Review #104: Hellraiser: Judgment (2018)


This review was originally written in October 2020.

October Movie Review #21- Hellraiser: Judgment

Well, this movie has one big plus going for it: It's not as bad as the last one!

That being said, it's still terrible. When the movie began and it took TEN WHOLE MINUTES to get to the title screen, and instead we watched a cold open that was basically just gore and bad lighting and boobs, I had begun to wonder if that's all this movie was going to be. Mercifully that was not the case- we were eventually introduced to some characters, a pair of cops (that I didn't realize were brothers until the very end) following some serial killer with a hilariously generic name (that obviously ends up being a clue later on when someone finds a tenuously loose connection to that name).

And then, for like fifty minutes of the film, there is nothing resembling the Hellraiser series on the screen. Every now and then they cut to a shot of pinhead (the same shot several times, of course, and obviously it's not Doug Bradley, but another person doing a bad Doug Bradley impression) and the serial murders have some sort of a lazy connection to the ten commandments (because lazy writers think a movie about Cenobites needs to have some connection to the Bible for some reason). Then there's an utterly mind-boggling sequence where the Cenobites are apparently working in a parallel hierarchy with angels? Like, they are about to torture/kill someone and an angel calls a meeting and tells them to let him go, and they make mentions of a nebulous "Him" that I can only assume is meant to be the Judeo-Christian god. So whatever happened to that "Demons to some, angels to others" bit? Why would anyone ever think a Cenobite is an angel when there are literal angels down the hall?

I know this is a tired point to keep bringing up but the way it gets disregarded is the easy litmus test for whether someone understands what makes Cenobites cool. It's not just that they're creepy S&M leatherdaddies with chain powers, it's that they exist only to facilitate and exploit the fine line between pain and pleasure. When a movie equates them wholly with literal demons it is the least interesting, least compelling way they could possibly be used. If you want to watch a movie with demons as villains there's hundreds of them out there, and most of them are probably better than this schlock. And what makes the whole demons-meeting-with-angels-but-ultimately-answering-to-God thing even more absurd is the ending to this film.
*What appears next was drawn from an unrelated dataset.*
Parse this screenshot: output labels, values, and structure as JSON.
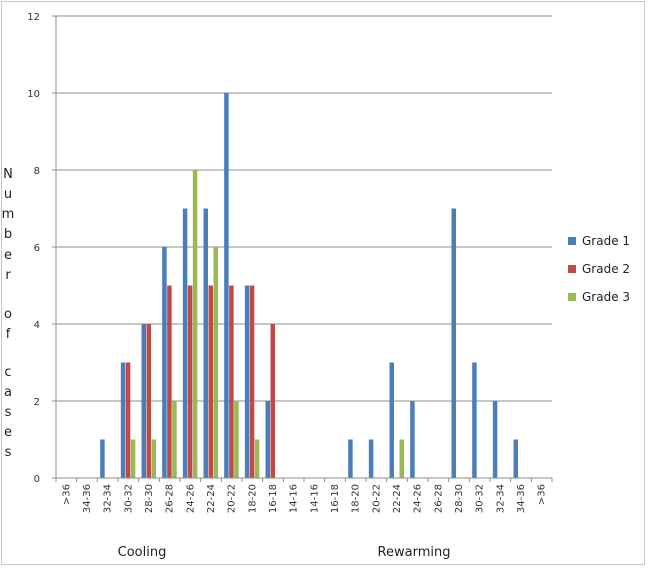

The entire sequence is just so stupid and makes not a single lick of sense. Here's how it goes (spoilers, not that you should be watching this film):

The Cenobites have captured the serial killer. The angel shows up to tell Pinhead to let this serial killer go free, and they have this long conversation about it while the serial killer just hangs out. So Pinhead lets him go free, at which point he is immediately killed by a cop who had been playing dead five feet away for like the last fifteen minutes (and nobody, even this literal angel or a pair of literal demons) noticed. Then Pinhead kills the angel (who insists there will be repercussions- if he was able to kill her I wonder why he didn't ever do it in the past) and then those repercussions immediately take place: Pinhead is made human. Except he was already human, like twenty years ago, so this shouldn't be a huge deal. (Though to be fair, if we're bringing the canon timeline into this, he should already be trapped in a puzzle box for the next hundred years during this so.....)
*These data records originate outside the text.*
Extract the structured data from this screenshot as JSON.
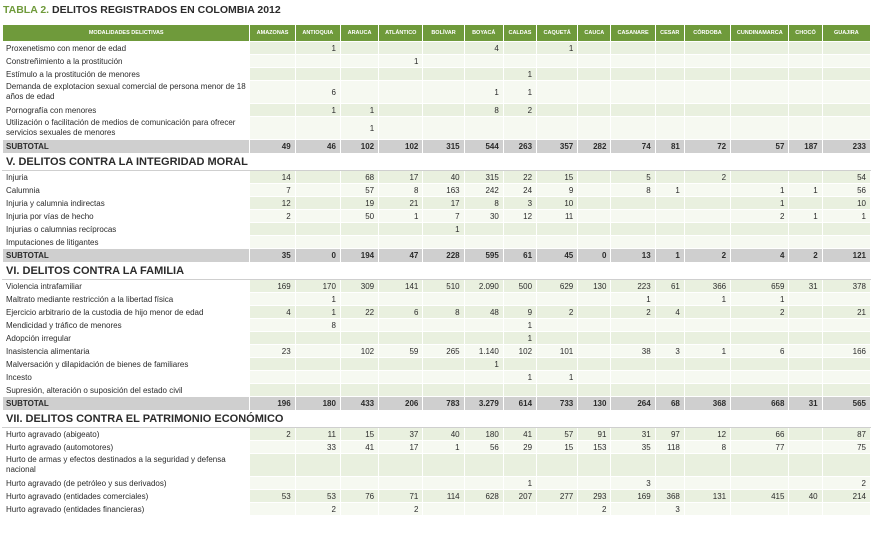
{
  "title": {
    "label": "TABLA 2.",
    "text": "DELITOS REGISTRADOS EN COLOMBIA 2012"
  },
  "columns": [
    "MODALIDADES DELICTIVAS",
    "AMAZONAS",
    "ANTIOQUIA",
    "ARAUCA",
    "ATLÁNTICO",
    "BOLÍVAR",
    "BOYACÁ",
    "CALDAS",
    "CAQUETÁ",
    "CAUCA",
    "CASANARE",
    "CESAR",
    "CÓRDOBA",
    "CUNDINAMARCA",
    "CHOCÓ",
    "GUAJIRA"
  ],
  "rows": [
    {
      "type": "data",
      "label": "Proxenetismo con menor de edad",
      "values": [
        "",
        "1",
        "",
        "",
        "",
        "4",
        "",
        "1",
        "",
        "",
        "",
        "",
        "",
        "",
        ""
      ]
    },
    {
      "type": "data",
      "label": "Constreñimiento a la prostitución",
      "values": [
        "",
        "",
        "",
        "1",
        "",
        "",
        "",
        "",
        "",
        "",
        "",
        "",
        "",
        "",
        ""
      ]
    },
    {
      "type": "data",
      "label": "Estímulo a la prostitución de menores",
      "values": [
        "",
        "",
        "",
        "",
        "",
        "",
        "1",
        "",
        "",
        "",
        "",
        "",
        "",
        "",
        ""
      ]
    },
    {
      "type": "data",
      "tall": true,
      "label": "Demanda de explotacion sexual comercial de persona menor de 18 años de edad",
      "values": [
        "",
        "6",
        "",
        "",
        "",
        "1",
        "1",
        "",
        "",
        "",
        "",
        "",
        "",
        "",
        ""
      ]
    },
    {
      "type": "data",
      "label": "Pornografía con menores",
      "values": [
        "",
        "1",
        "1",
        "",
        "",
        "8",
        "2",
        "",
        "",
        "",
        "",
        "",
        "",
        "",
        ""
      ]
    },
    {
      "type": "data",
      "tall": true,
      "label": "Utilización o facilitación de medios de comunicación para ofrecer servicios sexuales de menores",
      "values": [
        "",
        "",
        "1",
        "",
        "",
        "",
        "",
        "",
        "",
        "",
        "",
        "",
        "",
        "",
        ""
      ]
    },
    {
      "type": "subtotal",
      "label": "SUBTOTAL",
      "values": [
        "49",
        "46",
        "102",
        "102",
        "315",
        "544",
        "263",
        "357",
        "282",
        "74",
        "81",
        "72",
        "57",
        "187",
        "233"
      ]
    },
    {
      "type": "section",
      "label": "V. DELITOS CONTRA LA INTEGRIDAD MORAL"
    },
    {
      "type": "data",
      "label": "Injuria",
      "values": [
        "14",
        "",
        "68",
        "17",
        "40",
        "315",
        "22",
        "15",
        "",
        "5",
        "",
        "2",
        "",
        "",
        "54"
      ]
    },
    {
      "type": "data",
      "label": "Calumnia",
      "values": [
        "7",
        "",
        "57",
        "8",
        "163",
        "242",
        "24",
        "9",
        "",
        "8",
        "1",
        "",
        "1",
        "1",
        "56"
      ]
    },
    {
      "type": "data",
      "label": "Injuria y calumnia indirectas",
      "values": [
        "12",
        "",
        "19",
        "21",
        "17",
        "8",
        "3",
        "10",
        "",
        "",
        "",
        "",
        "1",
        "",
        "10"
      ]
    },
    {
      "type": "data",
      "label": "Injuria por vías de hecho",
      "values": [
        "2",
        "",
        "50",
        "1",
        "7",
        "30",
        "12",
        "11",
        "",
        "",
        "",
        "",
        "2",
        "1",
        "1"
      ]
    },
    {
      "type": "data",
      "label": "Injurias o calumnias recíprocas",
      "values": [
        "",
        "",
        "",
        "",
        "1",
        "",
        "",
        "",
        "",
        "",
        "",
        "",
        "",
        "",
        ""
      ]
    },
    {
      "type": "data",
      "label": "Imputaciones de litigantes",
      "values": [
        "",
        "",
        "",
        "",
        "",
        "",
        "",
        "",
        "",
        "",
        "",
        "",
        "",
        "",
        ""
      ]
    },
    {
      "type": "subtotal",
      "label": "SUBTOTAL",
      "values": [
        "35",
        "0",
        "194",
        "47",
        "228",
        "595",
        "61",
        "45",
        "0",
        "13",
        "1",
        "2",
        "4",
        "2",
        "121"
      ]
    },
    {
      "type": "section",
      "label": "VI. DELITOS CONTRA LA FAMILIA"
    },
    {
      "type": "data",
      "label": "Violencia intrafamiliar",
      "values": [
        "169",
        "170",
        "309",
        "141",
        "510",
        "2.090",
        "500",
        "629",
        "130",
        "223",
        "61",
        "366",
        "659",
        "31",
        "378"
      ]
    },
    {
      "type": "data",
      "label": "Maltrato mediante restricción a la libertad física",
      "values": [
        "",
        "1",
        "",
        "",
        "",
        "",
        "",
        "",
        "",
        "1",
        "",
        "1",
        "1",
        "",
        ""
      ]
    },
    {
      "type": "data",
      "label": "Ejercicio arbitrario de la custodia de hijo menor de edad",
      "values": [
        "4",
        "1",
        "22",
        "6",
        "8",
        "48",
        "9",
        "2",
        "",
        "2",
        "4",
        "",
        "2",
        "",
        "21"
      ]
    },
    {
      "type": "data",
      "label": "Mendicidad y tráfico de menores",
      "values": [
        "",
        "8",
        "",
        "",
        "",
        "",
        "1",
        "",
        "",
        "",
        "",
        "",
        "",
        "",
        ""
      ]
    },
    {
      "type": "data",
      "label": "Adopción irregular",
      "values": [
        "",
        "",
        "",
        "",
        "",
        "",
        "1",
        "",
        "",
        "",
        "",
        "",
        "",
        "",
        ""
      ]
    },
    {
      "type": "data",
      "label": "Inasistencia alimentaria",
      "values": [
        "23",
        "",
        "102",
        "59",
        "265",
        "1.140",
        "102",
        "101",
        "",
        "38",
        "3",
        "1",
        "6",
        "",
        "166"
      ]
    },
    {
      "type": "data",
      "label": "Malversación y dilapidación de bienes de familiares",
      "values": [
        "",
        "",
        "",
        "",
        "",
        "1",
        "",
        "",
        "",
        "",
        "",
        "",
        "",
        "",
        ""
      ]
    },
    {
      "type": "data",
      "label": "Incesto",
      "values": [
        "",
        "",
        "",
        "",
        "",
        "",
        "1",
        "1",
        "",
        "",
        "",
        "",
        "",
        "",
        ""
      ]
    },
    {
      "type": "data",
      "label": "Supresión, alteración o suposición del estado civil",
      "values": [
        "",
        "",
        "",
        "",
        "",
        "",
        "",
        "",
        "",
        "",
        "",
        "",
        "",
        "",
        ""
      ]
    },
    {
      "type": "subtotal",
      "label": "SUBTOTAL",
      "values": [
        "196",
        "180",
        "433",
        "206",
        "783",
        "3.279",
        "614",
        "733",
        "130",
        "264",
        "68",
        "368",
        "668",
        "31",
        "565"
      ]
    },
    {
      "type": "section",
      "label": "VII. DELITOS CONTRA EL PATRIMONIO ECONÓMICO"
    },
    {
      "type": "data",
      "label": "Hurto agravado (abigeato)",
      "values": [
        "2",
        "11",
        "15",
        "37",
        "40",
        "180",
        "41",
        "57",
        "91",
        "31",
        "97",
        "12",
        "66",
        "",
        "87"
      ]
    },
    {
      "type": "data",
      "label": "Hurto agravado (automotores)",
      "values": [
        "",
        "33",
        "41",
        "17",
        "1",
        "56",
        "29",
        "15",
        "153",
        "35",
        "118",
        "8",
        "77",
        "",
        "75"
      ]
    },
    {
      "type": "data",
      "tall": true,
      "label": "Hurto de armas y efectos destinados a la seguridad y defensa nacional",
      "values": [
        "",
        "",
        "",
        "",
        "",
        "",
        "",
        "",
        "",
        "",
        "",
        "",
        "",
        "",
        ""
      ]
    },
    {
      "type": "data",
      "label": "Hurto agravado (de petróleo y sus derivados)",
      "values": [
        "",
        "",
        "",
        "",
        "",
        "",
        "1",
        "",
        "",
        "3",
        "",
        "",
        "",
        "",
        "2"
      ]
    },
    {
      "type": "data",
      "label": "Hurto agravado (entidades comerciales)",
      "values": [
        "53",
        "53",
        "76",
        "71",
        "114",
        "628",
        "207",
        "277",
        "293",
        "169",
        "368",
        "131",
        "415",
        "40",
        "214"
      ]
    },
    {
      "type": "data",
      "label": "Hurto agravado (entidades financieras)",
      "values": [
        "",
        "2",
        "",
        "2",
        "",
        "",
        "",
        "",
        "2",
        "",
        "3",
        "",
        "",
        "",
        ""
      ]
    }
  ]
}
Also, can I make another complaint? The Cenobites in this film SUCK. Like, seriously. Even if you missed the point of the Cenobites in the first film and you really do think it's cool for them to just be S&M leatherdaddy demons with chain powers, THE ONES IN THIS FILM STILL SUCK. One of them is just a normal dude who eats paper, and the other is just a normal dude with scars on his face. Then three of them are just naked chicks with their faces torn off. WTF happened to the amazing creature design from the earlier films? Butterball and Pistonhead were leagues ahead of the Normal Dude That Eats Paper. I can't help but feel like the fact that this entry exists in the same series as the rest makes them all worse by association.
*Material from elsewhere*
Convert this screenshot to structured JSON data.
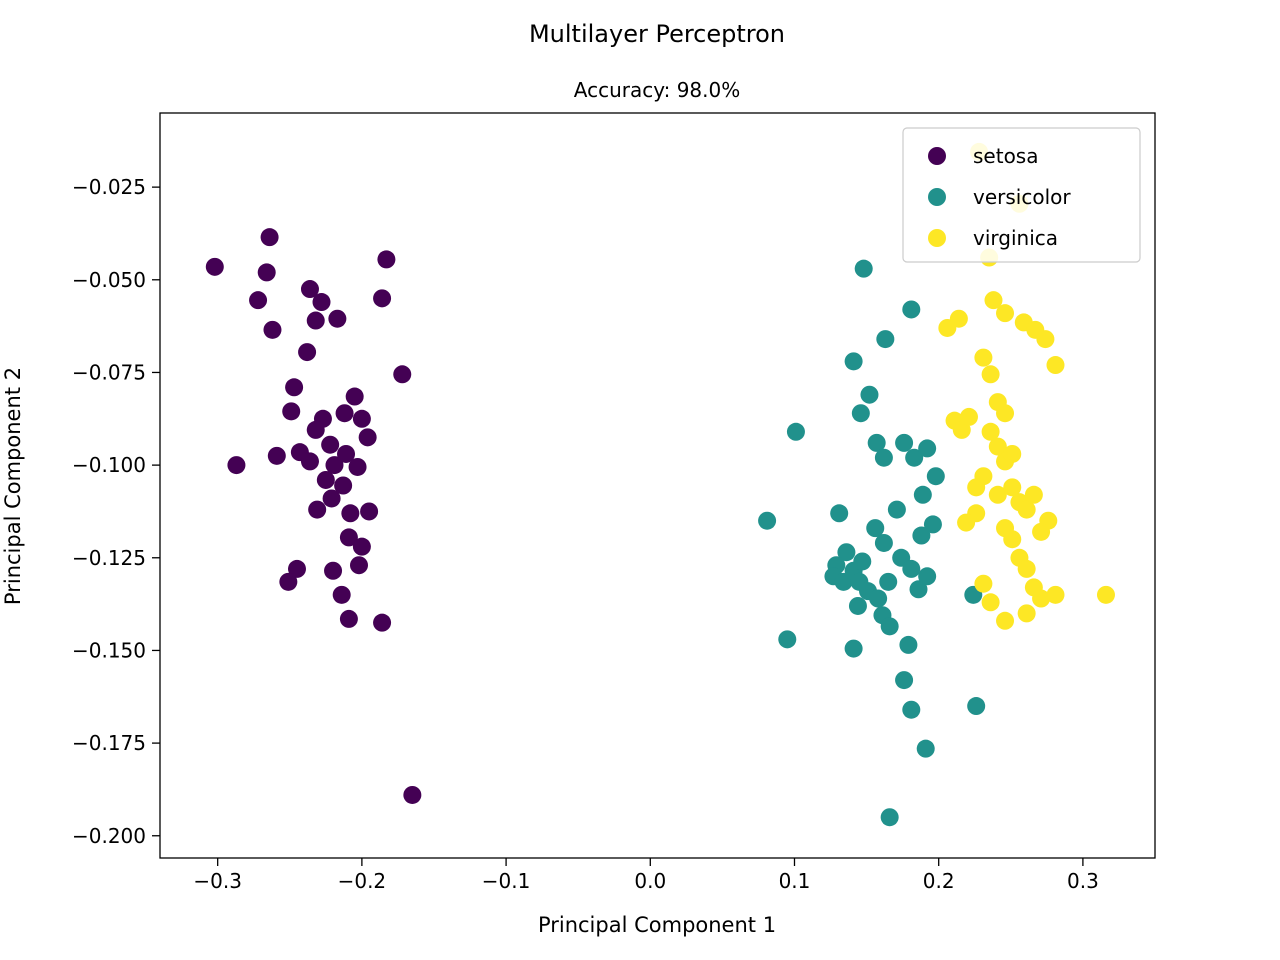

This movie clearly had more thought put into it than Revelations, and it doesn't look like it was made overnight for $200 and a steak dinner, but it's still terrible.

Overall Rating: 2/10 Dogs In Stomachs

Surprise Cameo Nobody Asked For Or Recognized: Apparently Heather Langenkamp (from the Nightmare on Elm Street series, which I'll be covering in a few days) had like two lines as a landlady in this film?